Coronavirus: HSBC sets aside $3bn as credit losses expected to soar

PARIS, FRANCE - MARCH 16: General view of the HSBC bank, which is closed to the public, at Avenue des Champs Elysees, in the 8th quarter of Paris, as the city imposes emergency measures to combat the Coronavirus COVID-19 outbreak, on March 16, 2020 in Paris, France. French Prime Minister Edouard Philippe announced last Saturday that France must shut shops, restaurants and entertainment facilities to slow down the spread of the coronavirus. First necessity shops such as food stores remain open. Due to a sharp increase in the number of cases of the COVID-19 virus declared in Paris and throughout France, several sporting, cultural and festive events have been postponed or cancelled. The epidemic has exceeded 6,500 dead for more than 169,000 infections across the world. During a televised speech dedicated to the coronavirus crisis on March 16, French President, Emmanuel Macron announced that France starts a nationwide lockdown on March 17.  (Photo by Edward Berthelot/Getty Images)
General view of the HSBC bank, which is closed to the public, at Avenue des Champs Elysees, in the 8th quarter of Paris on March 16, 2020 in Paris, France. (Edward Berthelot/Getty Images)

HSBC (HSBA.L) has paused lay offs and set aside $3bn (£2.41bn) to cover an expected surge in bad loans, as the bank feels the impact of the COVID-19 pandemic.

HSBC said on Tuesday it set aside $3bn in the first quarter of 2020 to cover expected credit losses. That marked a huge surge from the $585m set aside in the same quarter last year and was far higher than analysts had expected.

Chief executive Noel Quinn told journalists these were “clearly unprecedented and challenging times”, with the pandemic causing “huge disruption, stress, and uncertainty” around the world.

HSBC said it would likely have to set aside even more money to cover expected losses as the COVID-19 pandemic continues and could end up reserving $7bn to $11bn to cover credit losses in 2020 if the pandemic persists. HSBC warned profits will be “materially lower” this year as a result.

The surge in loss provisions caused quarterly profits to almost halve at the bank. Pre-tax profit dropped 48% in the first quarter to $3.2bn.

“The economic impact of the COVID-19 pandemic on our customers has been the main driver of the change in our financial performance since the turn of the year,” said Quinn.

“The resultant increase in expected credit losses in the first quarter contributed to a material fall in reported profit before tax compared with the same period last year.”

Revenue in the first quarter fell by 5% to $13.6bn, but was better than analysts had expected. Return on tangible equity, a key measure of bank performance, fell to 4.2%, which was worse than analysts had expected.

Shares were trading 0.6% higher in Hong Kong (0005.HK) but fell 1.6% in London.

Quinn said the lender would pause redundancies in light of the pandemic.
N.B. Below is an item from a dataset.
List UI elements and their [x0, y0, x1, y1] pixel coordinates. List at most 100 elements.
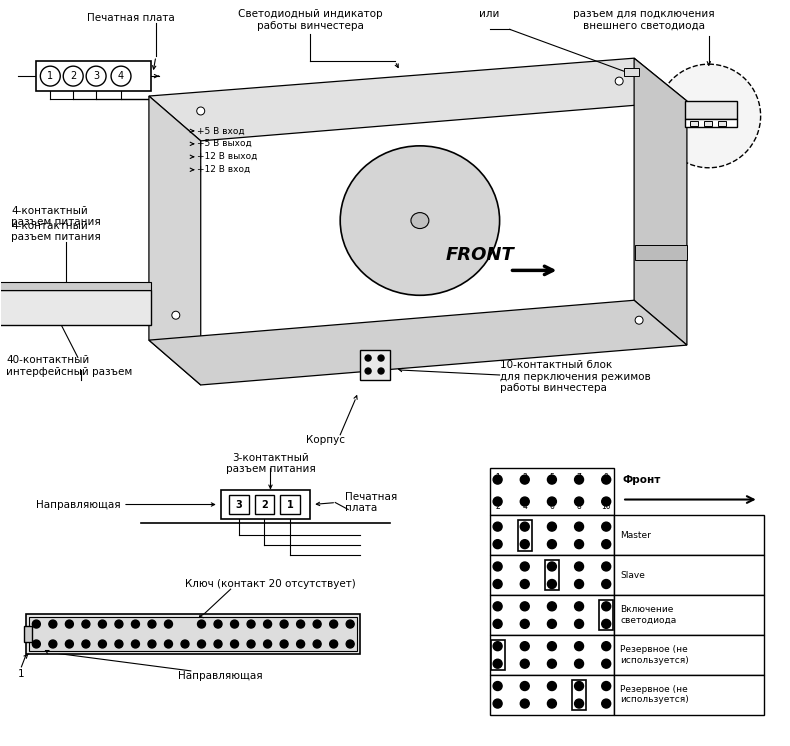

Quinn announced a sweeping restructure of the bank in February, signalling 35,000 jobs would be cut.

“I take the well-being of our people extremely seriously,” Quinn said on Tuesday. “We have therefore paused the vast majority of redundancies related to the transformation we announced in February to reduce the uncertainty they are facing at this difficult time.

“We continue to press forward with the other areas of our transformation with the aim of delivering a stronger and leaner business that is better equipped to help our customers prosper in the recovery still to come.”

HSBC said 80% of its branches remain open around the world but around 90% of its staff are now working from home.

HSBC cautioned there was “significant uncertainty over the path of the pandemic, the range and duration of economic impacts (including the effects of various government support packages), and its impact on customers' ability to repay their debt obligations”.